Boulder’s Best Kept Secret: Hessie Trailhead
You are a devout outdoorsman or outdoorswoman and nothing less than apocalyptic plague of locust would stop you from racing up mountains, rambling through rivers, or taking Zibeon, your falcon, out for a jaunt. A great place to start is at the Hessie Trailhead, which leads into the Indian Peaks Wilderness, no matter your level of outdoorsy-ness. I list several hike options below ranging from easy to difficult.
- First Waterfalls on Middle Boulder Creek: A very short hike from the actual trailhead, and just over 0.6 mile from parking along the easy access road, you can access the Boulder Creek which hosts Rainbow Trout fishing and a beautiful view. After walking over the bridge on the creek, walk past the trailhead and continue until coming to a very obvious fork. (There are several small social trails, along the main trail, but this one will be larger and more obvious). Head to your left for the waterfalls. You will pass an old abandoned log cabin on the way to the falls and soon after there the beautiful falls will be.
- Short Hike to Scenic landscapes: Simply following the main trail (right at the fork) will lead you to a valley where the trail opens up to great views. While the leaves have mostly dropped now, this is beautiful view in the fall. Once you get back into thicker woods there won’t be any sprawling views for a while. This trail is pretty much all up hill but not too rocky and is fairly wide.
- Middle Boulder Creek Hike: The distance is 1.2 miles from the fork of the trail (go left) to the next intersection of the creek and main trail just before Lost Lake. This is moderate because of the uneven and terrain and less obvious path to take. Continue hiking past the waterfalls. This is a popular rout for anglers who plop down every few hundred yards to try their luck once more.
- Lost Lake: This hike is 1.75 miles from the trailhead (total of 2.35 miles from the low-clearance vehicle parking). It is all uphill and the trail narrows to singletrack after the second bridge across Middle Boulder Creek. The lake hosts several camping spots (Indian Peaks Wilderness camping is by permit only) and fishing. This out and back trail means its total of 4.7 miles.

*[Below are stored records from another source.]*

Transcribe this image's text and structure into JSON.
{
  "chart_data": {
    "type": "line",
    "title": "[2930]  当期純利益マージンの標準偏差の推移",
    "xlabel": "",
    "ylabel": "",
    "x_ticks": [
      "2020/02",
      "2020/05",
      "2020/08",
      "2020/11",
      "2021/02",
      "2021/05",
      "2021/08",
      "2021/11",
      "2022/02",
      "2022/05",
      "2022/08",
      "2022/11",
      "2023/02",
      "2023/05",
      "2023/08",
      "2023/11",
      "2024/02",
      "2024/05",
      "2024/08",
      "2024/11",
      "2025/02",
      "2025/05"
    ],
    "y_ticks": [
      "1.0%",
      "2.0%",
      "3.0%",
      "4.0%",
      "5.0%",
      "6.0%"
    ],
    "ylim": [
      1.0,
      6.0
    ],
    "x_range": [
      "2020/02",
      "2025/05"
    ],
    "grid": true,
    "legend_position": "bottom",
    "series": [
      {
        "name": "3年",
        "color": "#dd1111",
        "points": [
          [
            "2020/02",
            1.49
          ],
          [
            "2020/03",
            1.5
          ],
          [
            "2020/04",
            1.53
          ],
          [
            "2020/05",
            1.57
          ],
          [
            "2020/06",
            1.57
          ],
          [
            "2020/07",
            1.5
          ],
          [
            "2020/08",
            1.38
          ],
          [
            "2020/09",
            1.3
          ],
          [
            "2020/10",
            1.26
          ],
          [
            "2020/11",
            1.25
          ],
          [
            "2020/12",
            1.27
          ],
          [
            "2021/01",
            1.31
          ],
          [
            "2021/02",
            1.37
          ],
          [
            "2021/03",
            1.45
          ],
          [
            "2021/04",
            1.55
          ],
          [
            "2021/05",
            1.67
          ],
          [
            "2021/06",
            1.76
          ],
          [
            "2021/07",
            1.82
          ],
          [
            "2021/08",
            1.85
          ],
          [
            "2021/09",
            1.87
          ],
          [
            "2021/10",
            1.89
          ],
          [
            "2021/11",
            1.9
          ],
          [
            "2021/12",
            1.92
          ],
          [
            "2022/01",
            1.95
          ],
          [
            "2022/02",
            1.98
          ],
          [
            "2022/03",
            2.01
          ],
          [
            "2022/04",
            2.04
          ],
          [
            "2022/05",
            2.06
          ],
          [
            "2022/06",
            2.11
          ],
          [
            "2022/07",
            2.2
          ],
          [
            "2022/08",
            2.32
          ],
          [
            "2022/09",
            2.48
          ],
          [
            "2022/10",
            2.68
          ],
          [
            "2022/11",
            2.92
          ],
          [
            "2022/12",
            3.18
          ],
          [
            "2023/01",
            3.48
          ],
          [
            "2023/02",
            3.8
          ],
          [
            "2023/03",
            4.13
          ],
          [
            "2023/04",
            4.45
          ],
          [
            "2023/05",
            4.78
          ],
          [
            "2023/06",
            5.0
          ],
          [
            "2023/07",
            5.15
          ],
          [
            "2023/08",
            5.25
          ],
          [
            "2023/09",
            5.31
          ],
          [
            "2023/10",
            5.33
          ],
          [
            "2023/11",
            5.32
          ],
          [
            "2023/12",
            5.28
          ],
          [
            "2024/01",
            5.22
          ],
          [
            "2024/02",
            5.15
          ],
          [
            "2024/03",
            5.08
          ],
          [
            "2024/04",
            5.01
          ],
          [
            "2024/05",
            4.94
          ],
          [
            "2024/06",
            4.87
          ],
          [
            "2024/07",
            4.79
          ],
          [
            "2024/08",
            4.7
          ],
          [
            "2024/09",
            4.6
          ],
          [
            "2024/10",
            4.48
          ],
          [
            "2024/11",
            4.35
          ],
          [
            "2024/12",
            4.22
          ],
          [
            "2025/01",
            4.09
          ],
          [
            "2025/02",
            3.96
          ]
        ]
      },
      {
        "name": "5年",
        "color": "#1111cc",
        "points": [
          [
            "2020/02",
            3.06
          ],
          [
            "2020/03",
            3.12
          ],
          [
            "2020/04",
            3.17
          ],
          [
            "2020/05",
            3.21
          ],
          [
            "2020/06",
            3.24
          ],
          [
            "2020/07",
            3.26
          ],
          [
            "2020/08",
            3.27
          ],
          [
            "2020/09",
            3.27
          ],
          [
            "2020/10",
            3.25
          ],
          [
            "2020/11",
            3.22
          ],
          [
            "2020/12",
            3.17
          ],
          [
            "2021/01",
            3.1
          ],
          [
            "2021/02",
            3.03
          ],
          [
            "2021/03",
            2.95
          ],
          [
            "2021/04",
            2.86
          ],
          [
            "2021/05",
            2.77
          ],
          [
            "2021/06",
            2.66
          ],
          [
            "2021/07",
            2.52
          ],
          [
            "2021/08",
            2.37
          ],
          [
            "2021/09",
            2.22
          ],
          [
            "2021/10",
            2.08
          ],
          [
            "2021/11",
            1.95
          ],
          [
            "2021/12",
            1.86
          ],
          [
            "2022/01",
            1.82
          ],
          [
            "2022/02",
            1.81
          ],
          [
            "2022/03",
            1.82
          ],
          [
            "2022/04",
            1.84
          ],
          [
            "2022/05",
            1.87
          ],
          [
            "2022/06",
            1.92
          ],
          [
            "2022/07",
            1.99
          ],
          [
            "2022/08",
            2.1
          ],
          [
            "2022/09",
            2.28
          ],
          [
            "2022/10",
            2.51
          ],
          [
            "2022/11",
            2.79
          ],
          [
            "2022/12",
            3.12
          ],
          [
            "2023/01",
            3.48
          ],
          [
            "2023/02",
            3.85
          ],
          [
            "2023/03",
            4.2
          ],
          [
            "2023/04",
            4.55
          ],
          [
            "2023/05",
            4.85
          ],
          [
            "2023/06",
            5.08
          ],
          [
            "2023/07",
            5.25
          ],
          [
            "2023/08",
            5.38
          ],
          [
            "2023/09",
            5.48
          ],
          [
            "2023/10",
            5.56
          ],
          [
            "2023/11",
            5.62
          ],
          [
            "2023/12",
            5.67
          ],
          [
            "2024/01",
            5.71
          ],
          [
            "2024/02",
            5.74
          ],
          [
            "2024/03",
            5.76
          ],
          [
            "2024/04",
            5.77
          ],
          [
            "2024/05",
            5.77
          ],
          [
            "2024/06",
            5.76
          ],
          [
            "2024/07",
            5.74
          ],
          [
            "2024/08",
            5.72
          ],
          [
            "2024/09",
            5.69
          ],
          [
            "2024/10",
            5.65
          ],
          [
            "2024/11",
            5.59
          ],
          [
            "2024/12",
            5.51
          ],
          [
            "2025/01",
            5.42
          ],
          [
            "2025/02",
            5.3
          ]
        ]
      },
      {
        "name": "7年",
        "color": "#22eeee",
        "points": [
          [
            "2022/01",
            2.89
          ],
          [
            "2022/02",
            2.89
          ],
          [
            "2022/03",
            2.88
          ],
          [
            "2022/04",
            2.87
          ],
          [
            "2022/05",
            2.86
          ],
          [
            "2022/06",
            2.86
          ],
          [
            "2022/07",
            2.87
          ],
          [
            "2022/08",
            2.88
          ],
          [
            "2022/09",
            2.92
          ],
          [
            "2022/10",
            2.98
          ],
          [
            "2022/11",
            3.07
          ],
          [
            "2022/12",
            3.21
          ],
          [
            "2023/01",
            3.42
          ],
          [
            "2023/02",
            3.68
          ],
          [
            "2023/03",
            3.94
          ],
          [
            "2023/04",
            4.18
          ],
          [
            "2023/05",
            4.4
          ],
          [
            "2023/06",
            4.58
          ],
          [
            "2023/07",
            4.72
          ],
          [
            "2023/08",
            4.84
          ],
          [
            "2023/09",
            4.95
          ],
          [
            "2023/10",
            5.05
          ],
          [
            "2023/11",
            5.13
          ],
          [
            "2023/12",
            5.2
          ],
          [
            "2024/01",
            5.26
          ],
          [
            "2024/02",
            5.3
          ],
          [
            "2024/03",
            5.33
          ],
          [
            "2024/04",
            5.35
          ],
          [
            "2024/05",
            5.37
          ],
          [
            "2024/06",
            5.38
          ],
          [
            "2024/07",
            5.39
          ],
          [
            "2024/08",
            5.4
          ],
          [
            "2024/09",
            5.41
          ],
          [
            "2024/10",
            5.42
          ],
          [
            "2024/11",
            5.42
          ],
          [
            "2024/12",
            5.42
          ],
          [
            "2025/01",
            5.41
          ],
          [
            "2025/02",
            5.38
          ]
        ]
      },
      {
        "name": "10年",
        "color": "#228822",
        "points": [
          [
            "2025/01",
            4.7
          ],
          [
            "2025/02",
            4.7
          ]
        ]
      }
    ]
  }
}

- Woodland Lake or Skyscraper Reservoir: 5.4 or 5.8 miles one way (respectively) from low clearance vehicle parking. These hikes are through pristine wilderness and gain some elevation from starting at about 9000 ft at the trailhead to about 11,000 ft. I would expect snow at this time of year. Dayhike or get a permit for camping.
- Jasper Lake or Devil’s Thumb Lake: This is a 6.5 or 7.5 mile hike (respectively) one way from the low clearance vehicle parking. There are camping spots at Jasper lake (sitting at 10,800 ft) to make this into a full backpacking experience.
- Big Loop Back Packing Hike: From the Hessie Trailhead you can take the Devil’s Thumb Pass Trail to the Continental Divide on the High Lonesome trails back on the King Lake Trail for a total of a round 16 miles. This is sure to be chilly and without proper gear is not recommended at this time of year.
Directions to Trailhead: Hessie Trailhead is located near Nederland. Continue towards Eldora Ski Resort, drive past it, then through the tiny town of Eldora which will soon turn into a dirt road. Follow the road until you end up at the port-a-potties and a sign for Hessie Trailhead and 4th of July Trailhead. You Can park on the road (be very aware of no parking signs, as tickets are given out). During the summer, on weekends to avoid parking issues there is a free shuttle from the Nederland High School. If you have a 4 Wheel Drive vehicle with high clearance you may choose to drive along the jeep road the 0.6 mile to the actual start of the trailhead where there are about 4 parking spots. There is a nice short trail through the woods if you do not want to walk along the water logged jeep road to the trailhead.